As to the third and final question, Fusaiotti’s 10 September 2010 affidavit states that Penn National was prejudiced by McKinnon’s failure to cooperate, because the company “has been unable to perform a meaningful investigation of the [a]ccident[.]” Further, in her deposition, Fusaiotti testified that Penn National was not able to learn “how [McKinnon and his passenger] were using the trailer, where they were going with the trailer, [or] who hooked up the trailer[.]” She also stated that Penn National had been unable to obtain this information from any other source.
Here, where the accident occurred as the result of the trailer becoming detached from the pick-up truck hauling it, I agree with Penn National that obtaining information about who attached the trailer to the truck, how it was attached, how the truck was being driven just prior to the detachment, and other related information was highly relevant — indeed, essential — to Penn National’s ability to investigate, defend, and/or settle Plaintiff’s claim.
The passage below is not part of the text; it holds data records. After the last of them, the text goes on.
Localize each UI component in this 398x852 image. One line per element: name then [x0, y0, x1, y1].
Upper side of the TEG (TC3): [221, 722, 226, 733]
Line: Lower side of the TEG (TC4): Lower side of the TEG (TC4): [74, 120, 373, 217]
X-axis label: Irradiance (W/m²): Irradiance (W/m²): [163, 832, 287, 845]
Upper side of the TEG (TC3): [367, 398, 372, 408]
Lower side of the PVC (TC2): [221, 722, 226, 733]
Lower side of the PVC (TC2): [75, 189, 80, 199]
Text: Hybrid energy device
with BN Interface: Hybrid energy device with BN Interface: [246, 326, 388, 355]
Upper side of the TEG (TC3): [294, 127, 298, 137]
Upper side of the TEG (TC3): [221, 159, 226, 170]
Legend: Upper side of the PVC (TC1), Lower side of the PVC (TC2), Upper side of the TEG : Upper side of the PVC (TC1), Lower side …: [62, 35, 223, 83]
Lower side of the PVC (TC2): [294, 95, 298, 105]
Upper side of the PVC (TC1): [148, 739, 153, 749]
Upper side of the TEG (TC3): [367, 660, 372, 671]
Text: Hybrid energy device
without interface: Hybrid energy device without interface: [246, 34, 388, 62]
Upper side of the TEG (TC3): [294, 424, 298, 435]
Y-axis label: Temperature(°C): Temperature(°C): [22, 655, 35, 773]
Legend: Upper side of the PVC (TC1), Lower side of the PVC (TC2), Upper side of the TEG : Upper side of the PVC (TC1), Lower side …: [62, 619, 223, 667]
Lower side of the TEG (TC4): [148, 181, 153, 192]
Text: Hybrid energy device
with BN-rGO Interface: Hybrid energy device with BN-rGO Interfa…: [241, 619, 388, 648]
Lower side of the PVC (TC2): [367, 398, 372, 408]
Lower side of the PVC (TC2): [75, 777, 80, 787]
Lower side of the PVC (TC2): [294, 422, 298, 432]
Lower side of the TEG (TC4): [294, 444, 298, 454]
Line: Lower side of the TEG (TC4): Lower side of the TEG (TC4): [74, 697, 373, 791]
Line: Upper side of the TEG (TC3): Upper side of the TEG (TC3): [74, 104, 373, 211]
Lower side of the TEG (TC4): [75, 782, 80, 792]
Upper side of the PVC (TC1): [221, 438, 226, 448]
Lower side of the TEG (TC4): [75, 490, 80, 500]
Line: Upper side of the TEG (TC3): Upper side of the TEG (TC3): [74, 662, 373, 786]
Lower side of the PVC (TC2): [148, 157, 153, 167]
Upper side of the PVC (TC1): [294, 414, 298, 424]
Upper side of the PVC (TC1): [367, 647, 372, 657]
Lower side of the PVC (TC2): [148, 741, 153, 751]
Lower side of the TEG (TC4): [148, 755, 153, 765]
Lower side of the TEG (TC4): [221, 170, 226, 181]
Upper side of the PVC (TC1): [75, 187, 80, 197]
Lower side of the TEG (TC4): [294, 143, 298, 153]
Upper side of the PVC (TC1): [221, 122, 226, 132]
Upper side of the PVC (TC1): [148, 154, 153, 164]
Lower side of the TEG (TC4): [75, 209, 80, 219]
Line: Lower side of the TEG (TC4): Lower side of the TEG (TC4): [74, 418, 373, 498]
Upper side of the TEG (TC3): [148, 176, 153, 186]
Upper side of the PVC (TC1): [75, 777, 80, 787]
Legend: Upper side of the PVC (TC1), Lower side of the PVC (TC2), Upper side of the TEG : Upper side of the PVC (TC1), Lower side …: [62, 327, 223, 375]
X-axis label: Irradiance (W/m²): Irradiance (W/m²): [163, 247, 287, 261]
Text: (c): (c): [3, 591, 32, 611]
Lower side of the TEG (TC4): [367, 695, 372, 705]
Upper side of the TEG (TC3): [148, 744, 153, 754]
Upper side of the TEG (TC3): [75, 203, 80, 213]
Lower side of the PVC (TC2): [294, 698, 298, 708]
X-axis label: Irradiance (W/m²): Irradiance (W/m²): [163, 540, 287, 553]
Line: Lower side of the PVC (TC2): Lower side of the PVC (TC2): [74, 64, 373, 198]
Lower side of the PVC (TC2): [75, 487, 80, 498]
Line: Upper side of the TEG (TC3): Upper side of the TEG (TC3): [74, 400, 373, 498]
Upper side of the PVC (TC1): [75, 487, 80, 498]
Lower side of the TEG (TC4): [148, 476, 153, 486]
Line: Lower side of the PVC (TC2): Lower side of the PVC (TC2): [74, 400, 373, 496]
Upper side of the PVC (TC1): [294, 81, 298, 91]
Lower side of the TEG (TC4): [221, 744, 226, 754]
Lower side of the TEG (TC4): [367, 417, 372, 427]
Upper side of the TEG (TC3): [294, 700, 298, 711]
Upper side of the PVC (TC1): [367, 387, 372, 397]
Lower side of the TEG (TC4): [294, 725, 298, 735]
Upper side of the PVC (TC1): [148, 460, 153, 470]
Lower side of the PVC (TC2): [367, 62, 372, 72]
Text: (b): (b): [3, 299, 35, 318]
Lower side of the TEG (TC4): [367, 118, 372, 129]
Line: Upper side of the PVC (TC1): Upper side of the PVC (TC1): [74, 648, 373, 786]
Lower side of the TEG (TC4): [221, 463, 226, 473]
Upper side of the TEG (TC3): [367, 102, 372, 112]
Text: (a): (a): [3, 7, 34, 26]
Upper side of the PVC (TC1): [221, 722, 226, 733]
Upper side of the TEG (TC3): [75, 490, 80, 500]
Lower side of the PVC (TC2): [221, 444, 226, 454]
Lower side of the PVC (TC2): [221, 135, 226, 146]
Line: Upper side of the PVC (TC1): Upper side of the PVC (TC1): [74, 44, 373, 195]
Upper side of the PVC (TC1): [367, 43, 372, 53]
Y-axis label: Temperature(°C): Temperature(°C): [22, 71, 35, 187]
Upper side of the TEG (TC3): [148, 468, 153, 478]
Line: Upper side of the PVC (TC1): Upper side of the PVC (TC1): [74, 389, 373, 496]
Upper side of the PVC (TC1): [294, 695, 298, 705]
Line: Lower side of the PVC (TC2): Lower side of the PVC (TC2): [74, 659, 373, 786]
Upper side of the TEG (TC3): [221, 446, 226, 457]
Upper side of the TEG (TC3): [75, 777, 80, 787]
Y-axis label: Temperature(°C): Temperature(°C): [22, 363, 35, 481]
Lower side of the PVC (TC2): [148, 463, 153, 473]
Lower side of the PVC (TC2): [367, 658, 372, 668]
Thus, I would hold that Penn National has established prejudice by McKinnon’s failure to cooperate. Accordingly, I would affirm the trial court’s grant of summary judgment in favor of Penn National.

. CHE is bound by this admission. “[J]udicial estoppel forbids a party from asserting a legal position inconsistent with one taken earlier in the same or related litigation.” Price v. Price, 169 N.C. App. 187, 191, 609 S.E.2d 450, 452 (2005) (citation and quotation marks omitted).